A research paper published in New Media & Society in March 2021 looked at "how netroots organizations strategically act upon digital resource abundance and particularly focuses on how resources are mobilized and managed and how netroots organizations create organizational structures on social media". Using three Swedish netroots organisations operating on social media, Not racist but, #Iamhere and #wecannotstandit as empirical cases, the study looks at the strategies used by these groups. It examines how online resources are mobilised and how each group manages its organisational structure. The authors suggest that the organisations have to act "like a Phoenix, the Greek mythological bird, as they constantly need to ‘reinvent’ themselves by being present and active on social media in order to maintain their digital resource abundance".

In an April 2021 paper published by the Institute for Governance and Policy Studies at Victoria University of Wellington/Te Herenga Waka in New Zealand, David Bromell discusses counter-speech and online civic interventions. Referring to "online civic intervention", or OCI, (defined by other scholars as "action taken by ordinary users to fight disruptive online behavior with the aim of restoring civil and rational public discourse"), Bromell gives I Am Here as an example of a group using "high-threshold OCI", where the subjects actively engage with those who post hate speech.

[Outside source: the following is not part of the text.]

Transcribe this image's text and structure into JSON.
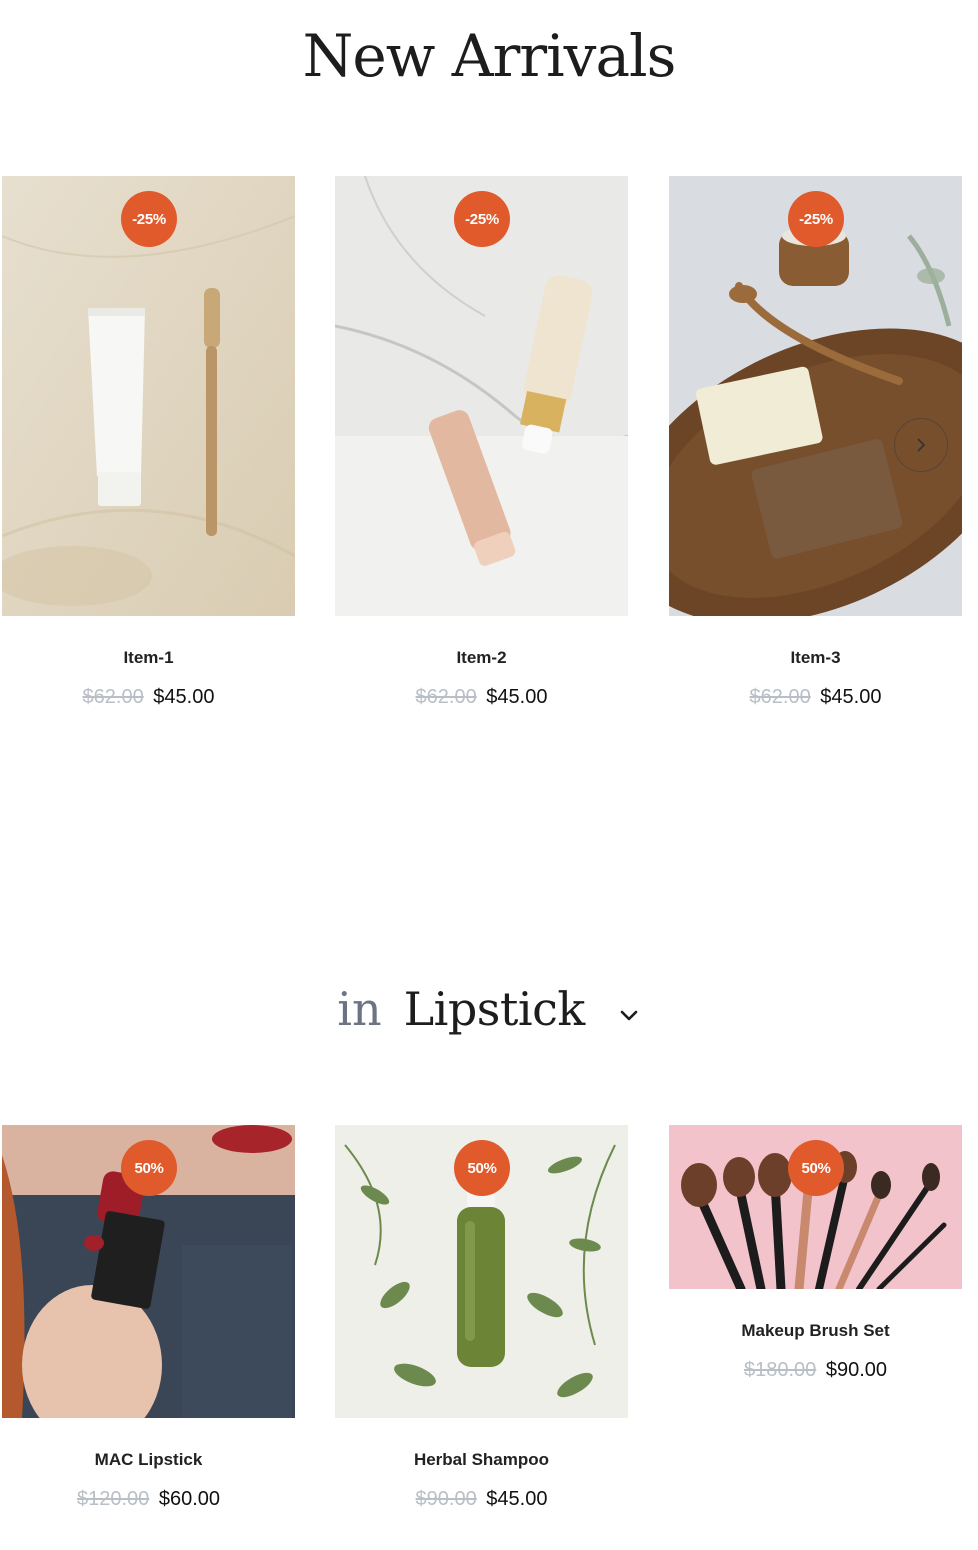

A June 2021 European Union study "to assess the impact of foreign disinformation targeting ethnic, racial and cultural minorities in the EU" lists I Am Here as one of seven successful initiatives as an action against disinformation, along with the "Get the Trolls Out!" campaign led by the Media Diversity Institute and Stop Funding Fake News, among others.

In July 2021 Facebook published a collection of articles under its "Courage Against Hate" initiative, which includes I Am Here International as one of six case studies of organisations which combat hate speech and extremism using counter-speech and other methods. The case study describes the movement as "the world’s largest, citizen-driven, anti-online-hate movement..." and concludes that the "#iamhere methods have been shown to be efficient and effective... [they] reduce the collective and personal burden of hatred and open new spaces for participants in social media where they can express themselves, expanding freedom and diversity of speech". However it is not enough on its own; there needs to be a broad and collective ownership among a variety of actors.

An as yet (as of July 2021) unpublished study by the Dangerous Speech Project looks at the psychological effect of engaging in counter-speech as part of a group, and reports a "contagion effect" which boosts the courage of individual members of the group and keeps them engaged.

A 2022 study by Marike Bormann of the University of Düsseldorf looked at a "differentiated typology of perceived incivility", which included the perceptions of #iamhere participants, as identified in a 2020 study by Ziegele et al.

==Awards==
Mina Dennert won the Anna Lindh Prize in 2017 "for supporting just and democratic ideals", and #jagärhär won "Integration of the Year" at the Faktum gala, among other Swedish awards.

The German group, #ichbienhier, has won two awards: the Grimme Online Award in 2017, and a Deutschen Engagementpreis (category Demokratie stärken) in 2019.